Arundel snorts. “Please. We’ll never solve Scotland, not as long as the Scots are in it. That moron Balliol can’t even hold a candle without spilling wax; he’s never going to hold the North.” Then Arundel favors him with a cockeyed smirk. “But I hear you’re aware of the tenaciousness of the Scottish, firsthand?”

Harry glances over his shoulder at the position of the sun. Even it is choosing to be unhelpful, hidden behind a screen of featureless grey cloud. "I’m sorry, milord, I must go. I have an appointment.”

Arundel reaches out and seizes Harry’s sleeve, pulling him closer. Those dark eyes now are steely, and his voice drops to a near-whisper. His words turn Harry’s blood to ice: “There is a rumor, Harry. Of an inconvenient boy. Do you know how Edward is going to justify war with France? Get the barons to cross the channel for him, when they wouldn’t for his grandfather?”

“I…” Harry stutters. He has no idea.

Arundel’s lip curls. “His mother, Isabella, is a daughter of Philip the Fair. Which makes our king a direct successor to the house of Capet, who have ruled France since the year dot. In England you can succeed down the female line, Henry II proved that. In France, you can’t. Not yet. But thanks to Isabella’s scheming, there are no other Capet heirs. Edward is it. Or should I say, there are no other known Capet heirs.” He lets go of Harry’s sleeve, and pats his hand instead. “Just rumors.”
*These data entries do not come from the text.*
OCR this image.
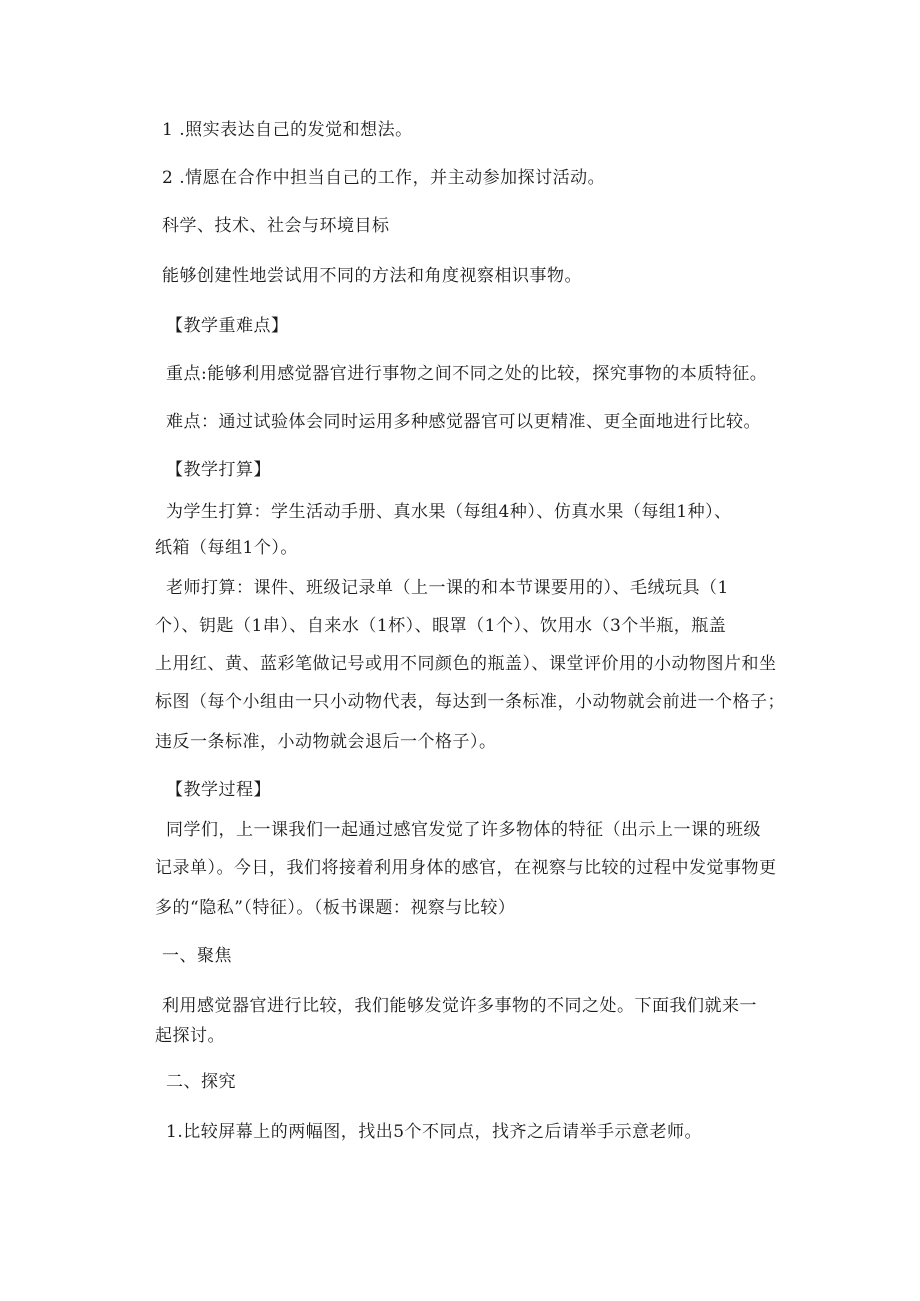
1 .照实表达自己的发觉和想法。
2 .情愿在合作中担当自己的工作，并主动参加探讨活动。
科学、技术、社会与环境目标
能够创建性地尝试用不同的方法和角度视察相识事物。
【教学重难点】
重点:能够利用感觉器官进行事物之间不同之处的比较，探究事物的本质特征。
难点：通过试验体会同时运用多种感觉器官可以更精准、更全面地进行比较。
【教学打算】
为学生打算：学生活动手册、真水果（每组4种）、仿真水果（每组1种）、
纸箱（每组1个）。
老师打算：课件、班级记录单（上一课的和本节课要用的）、毛绒玩具（1
个）、钥匙（1串）、自来水（1杯）、眼罩（1个）、饮用水（3个半瓶，瓶盖
上用红、黄、蓝彩笔做记号或用不同颜色的瓶盖）、课堂评价用的小动物图片和坐
标图（每个小组由一只小动物代表，每达到一条标准，小动物就会前进一个格子；
违反一条标准，小动物就会退后一个格子）。
【教学过程】
同学们，上一课我们一起通过感官发觉了许多物体的特征（出示上一课的班级
记录单）。今日，我们将接着利用身体的感官，在视察与比较的过程中发觉事物更
多的“隐私”（特征）。（板书课题：视察与比较）
一、聚焦
利用感觉器官进行比较，我们能够发觉许多事物的不同之处。下面我们就来一
起探讨。
二、探究
1.比较屏幕上的两幅图，找出5个不同点，找齐之后请举手示意老师。
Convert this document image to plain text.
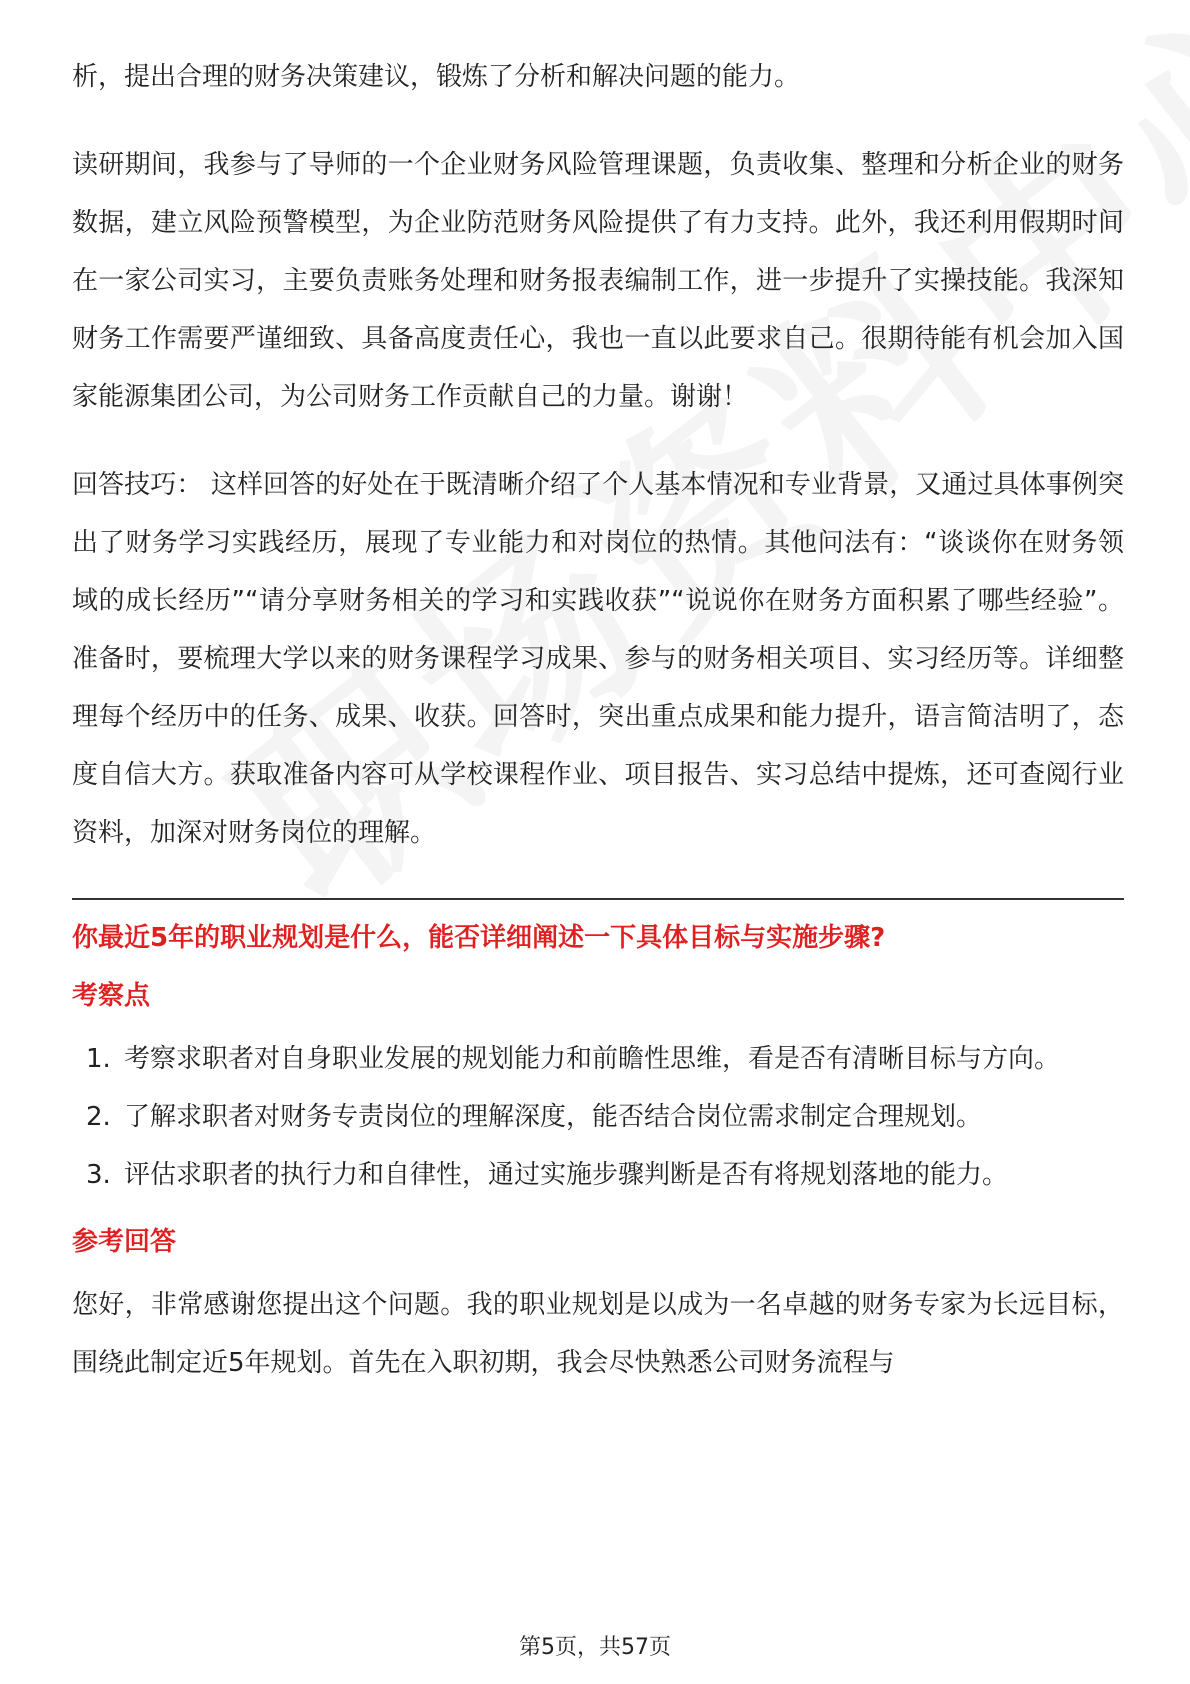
析，提出合理的财务决策建议，锻炼了分析和解决问题的能力。

读研期间，我参与了导师的一个企业财务风险管理课题，负责收集、整理和分析企业的财务数据，建立风险预警模型，为企业防范财务风险提供了有力支持。此外，我还利用假期时间在一家公司实习，主要负责账务处理和财务报表编制工作，进一步提升了实操技能。我深知财务工作需要严谨细致、具备高度责任心，我也一直以此要求自己。很期待能有机会加入国家能源集团公司，为公司财务工作贡献自己的力量。谢谢！

回答技巧： 这样回答的好处在于既清晰介绍了个人基本情况和专业背景，又通过具体事例突出了财务学习实践经历，展现了专业能力和对岗位的热情。其他问法有：“谈谈你在财务领域的成长经历”“请分享财务相关的学习和实践收获”“说说你在财务方面积累了哪些经验”。准备时，要梳理大学以来的财务课程学习成果、参与的财务相关项目、实习经历等。详细整理每个经历中的任务、成果、收获。回答时，突出重点成果和能力提升，语言简洁明了，态度自信大方。获取准备内容可从学校课程作业、项目报告、实习总结中提炼，还可查阅行业资料，加深对财务岗位的理解。

你最近5年的职业规划是什么，能否详细阐述一下具体目标与实施步骤?

考察点

1. 考察求职者对自身职业发展的规划能力和前瞻性思维，看是否有清晰目标与方向。
2. 了解求职者对财务专责岗位的理解深度，能否结合岗位需求制定合理规划。
3. 评估求职者的执行力和自律性，通过实施步骤判断是否有将规划落地的能力。

参考回答

您好，非常感谢您提出这个问题。我的职业规划是以成为一名卓越的财务专家为长远目标，围绕此制定近5年规划。首先在入职初期，我会尽快熟悉公司财务流程与

第5页，共57页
They stare at each other for a moment, before Arundel smirks again and says with a shrug, “French politics, Harry. Fascinating stuff.”

“And what’s your angle?” Harry asks.

“I’m your friend, Harry,” Arundel says mildly, his eyes wide in mock affront.
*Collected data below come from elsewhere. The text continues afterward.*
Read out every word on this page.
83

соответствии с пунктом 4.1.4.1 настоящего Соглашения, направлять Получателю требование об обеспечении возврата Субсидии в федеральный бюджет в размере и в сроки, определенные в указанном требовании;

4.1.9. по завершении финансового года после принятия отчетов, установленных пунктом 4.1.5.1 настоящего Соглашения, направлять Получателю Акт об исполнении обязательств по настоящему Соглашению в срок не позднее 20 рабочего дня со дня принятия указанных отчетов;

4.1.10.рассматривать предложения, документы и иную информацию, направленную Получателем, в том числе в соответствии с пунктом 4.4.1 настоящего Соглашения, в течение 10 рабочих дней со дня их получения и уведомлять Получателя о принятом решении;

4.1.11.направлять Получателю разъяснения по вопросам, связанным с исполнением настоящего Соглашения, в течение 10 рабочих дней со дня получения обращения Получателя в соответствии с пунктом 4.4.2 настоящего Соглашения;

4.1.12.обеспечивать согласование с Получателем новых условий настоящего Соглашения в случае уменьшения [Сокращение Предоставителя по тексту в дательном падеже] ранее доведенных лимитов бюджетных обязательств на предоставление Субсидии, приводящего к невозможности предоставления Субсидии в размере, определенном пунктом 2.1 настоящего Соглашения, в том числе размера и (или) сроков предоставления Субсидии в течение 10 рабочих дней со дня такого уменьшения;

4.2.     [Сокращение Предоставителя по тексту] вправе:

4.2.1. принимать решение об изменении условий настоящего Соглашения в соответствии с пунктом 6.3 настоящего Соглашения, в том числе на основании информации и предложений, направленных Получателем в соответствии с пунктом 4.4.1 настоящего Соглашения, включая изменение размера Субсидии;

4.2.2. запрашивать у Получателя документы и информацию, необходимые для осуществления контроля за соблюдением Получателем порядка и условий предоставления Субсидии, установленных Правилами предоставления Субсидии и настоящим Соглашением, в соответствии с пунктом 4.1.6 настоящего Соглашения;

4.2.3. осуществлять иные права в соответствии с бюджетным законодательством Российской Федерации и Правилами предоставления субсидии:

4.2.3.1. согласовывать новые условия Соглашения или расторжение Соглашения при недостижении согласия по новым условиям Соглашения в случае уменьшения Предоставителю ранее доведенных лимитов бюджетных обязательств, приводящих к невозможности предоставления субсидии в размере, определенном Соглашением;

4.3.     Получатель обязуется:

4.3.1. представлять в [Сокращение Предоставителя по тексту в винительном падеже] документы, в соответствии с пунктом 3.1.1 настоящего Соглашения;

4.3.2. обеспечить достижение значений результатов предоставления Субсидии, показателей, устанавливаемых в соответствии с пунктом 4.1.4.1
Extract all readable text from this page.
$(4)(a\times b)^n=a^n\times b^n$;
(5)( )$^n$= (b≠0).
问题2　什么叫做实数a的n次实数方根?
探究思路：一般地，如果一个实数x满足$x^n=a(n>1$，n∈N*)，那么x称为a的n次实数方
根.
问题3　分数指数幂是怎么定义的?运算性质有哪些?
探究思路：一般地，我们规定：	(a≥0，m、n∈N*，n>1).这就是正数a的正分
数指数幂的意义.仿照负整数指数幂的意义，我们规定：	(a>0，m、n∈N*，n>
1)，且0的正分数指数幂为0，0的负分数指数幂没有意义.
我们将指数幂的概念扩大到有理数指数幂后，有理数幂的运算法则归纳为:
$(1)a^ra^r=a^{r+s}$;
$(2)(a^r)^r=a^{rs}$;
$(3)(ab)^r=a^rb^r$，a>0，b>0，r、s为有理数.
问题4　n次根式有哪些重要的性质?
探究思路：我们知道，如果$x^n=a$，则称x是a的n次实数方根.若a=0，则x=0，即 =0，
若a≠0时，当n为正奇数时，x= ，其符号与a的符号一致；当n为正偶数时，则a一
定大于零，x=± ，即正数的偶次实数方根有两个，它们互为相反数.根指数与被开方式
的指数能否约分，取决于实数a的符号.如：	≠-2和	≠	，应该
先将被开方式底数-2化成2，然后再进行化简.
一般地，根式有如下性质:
Harry smiles thinly. “There are no friends at court, only advantages,” he replies.

Arundel looks at him with a curious respect, and a little smile plays on his face. “Those are awfully astute words for someone on his maiden visit to court.”

Harry glances down at his feet. “I'm an astute man.”

Arundel makes a face. “No you’re not. You’re a hedgerow knight half a generation off tilling your fields yourself. Don’t lie to me, Harry. You're not good enough at it. Who coached you? Not Montagu; he wouldn’t help his own mother unless there was profit in it.”

“I’m not lying,” says Harry as evenly as he can.

“Dammit, boy, you are,” Arundel hisses, leaning forwards. “Those are the words of someone who’s lost at court and lost badly. That's the only way you learn that lesson. I know because my father was executed by Roger Mortimer. We lost everything, Harry. Everything. That’s how I know there are no friends at court. But what burns me up with curiosity, farm boy, is how you learned this lesson. Or who learned it for you.”

“Sir Simon told me,” Harry replies, as mildly as possible.

“Do not lie to me, Harry,” Arundel growls.

“Don’t try to play me, Richard,” Harry counters, tensing for a fight.

But then Arundel slumps back, the exaggerated poses and tension slipping off him like water. “I’m actually not,” he says simply. “My ward, Lady de Morton, likes you. And I hate to see a good man caught up in something he doesn’t understand.”

Arundel looks up at Harry, expectant.

Harry says nothing. He can’t incriminate himself, or Iain, if he stays silent.

Finally Arundel gets up and pats him on the shoulder as he goes. “When you want a primer on French politics, come see me. Knowledge is power, Harry.”